25 octobre 2008

Count in fives

C'est fou tout ce que l'on vit, tout ce temps digéré avec obligation et dégout, donc tout ce que l'on subit et qu'on ne voudrait pas pouvoir sentir.
C'est une question de route plate et d'attendre en voyant défiler le paysage individuel, d'attendre activement, de mettre la main à la pâte, ces besognes. Toucher les charognes. Les pétrir en s'oubliant. Se confondre en elles, voir avec ces pupilles crevées. Réaliser que nous sommes tout autant ces êtres qui avancent sans rechigner.
C'est fou cette incapacité à ne pas sortir de soi plus facilement. L'inné est pauvre, ou trop poussiéreux. On pourrait imaginer volant au-dessus des routes et gagnant bien vite l'embranchement. L'imagination est le salut de la perte. Et on me rétorquera : "Renoncement laid ! Prend de l'existentialisme !"

Le bonheur ivre ne se boit ici que par petites gorgées.
Trop c'est y prendre goût il parait.
L'absurde a des souliers cloutés. Et marque ses pas sur nous, on ne le remarquera  peut être jamais, et si par hasard cela nous est revelé, chacun criera comme au premier hurlement du premier jour.

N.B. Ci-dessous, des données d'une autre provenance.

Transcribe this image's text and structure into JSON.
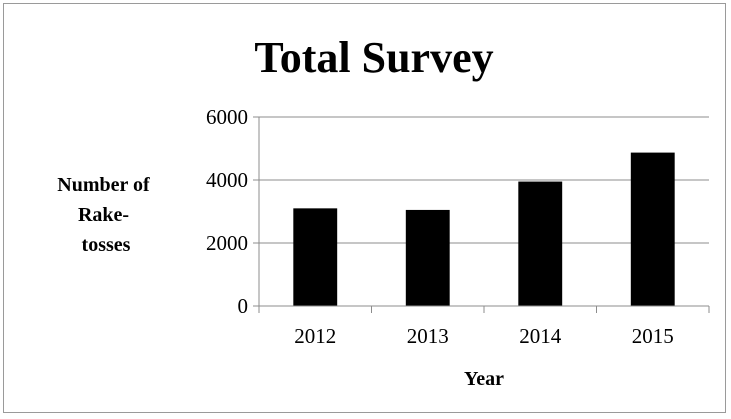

Je ne pourrai jamais être sure de te comprendre entièrement et de ce fait j'arriverai toujours à la fin par te décevoir . Le parfait c'est l'impulsion d'un commencement éternel. Maintenant beaucoup de choses ont été gachées. Peut être qu'on naviguera toujours dans ces eaux. Océans faits par des mêlées de langues-rivières étrangères entre elles que tu manies en te foutant de la diplomatie, et puis mes langues-lacs étrangères à elles-mêmes. Je me dis toujours qu'il faut ouvrir tous les barrages, et laisser aller : vases, pulsions, idées...
Et puis une phrase vient assécher implacablement mes rus. Départ mal fait on ne change pas cela.
L'imperfection ici est une gêne car elle immobilise dans nos retranchements des élans immaculés ou noirs ! Je ne trouve plus les bonnes idées, tournoures délices-ratures, tout ça s'est asséché ; figure-toi ce n'est pas l'anesthésiant de la conscience. Je le vois mais mes bras sont ballants et les échéances me font avancer sans trépigner. Exaspération.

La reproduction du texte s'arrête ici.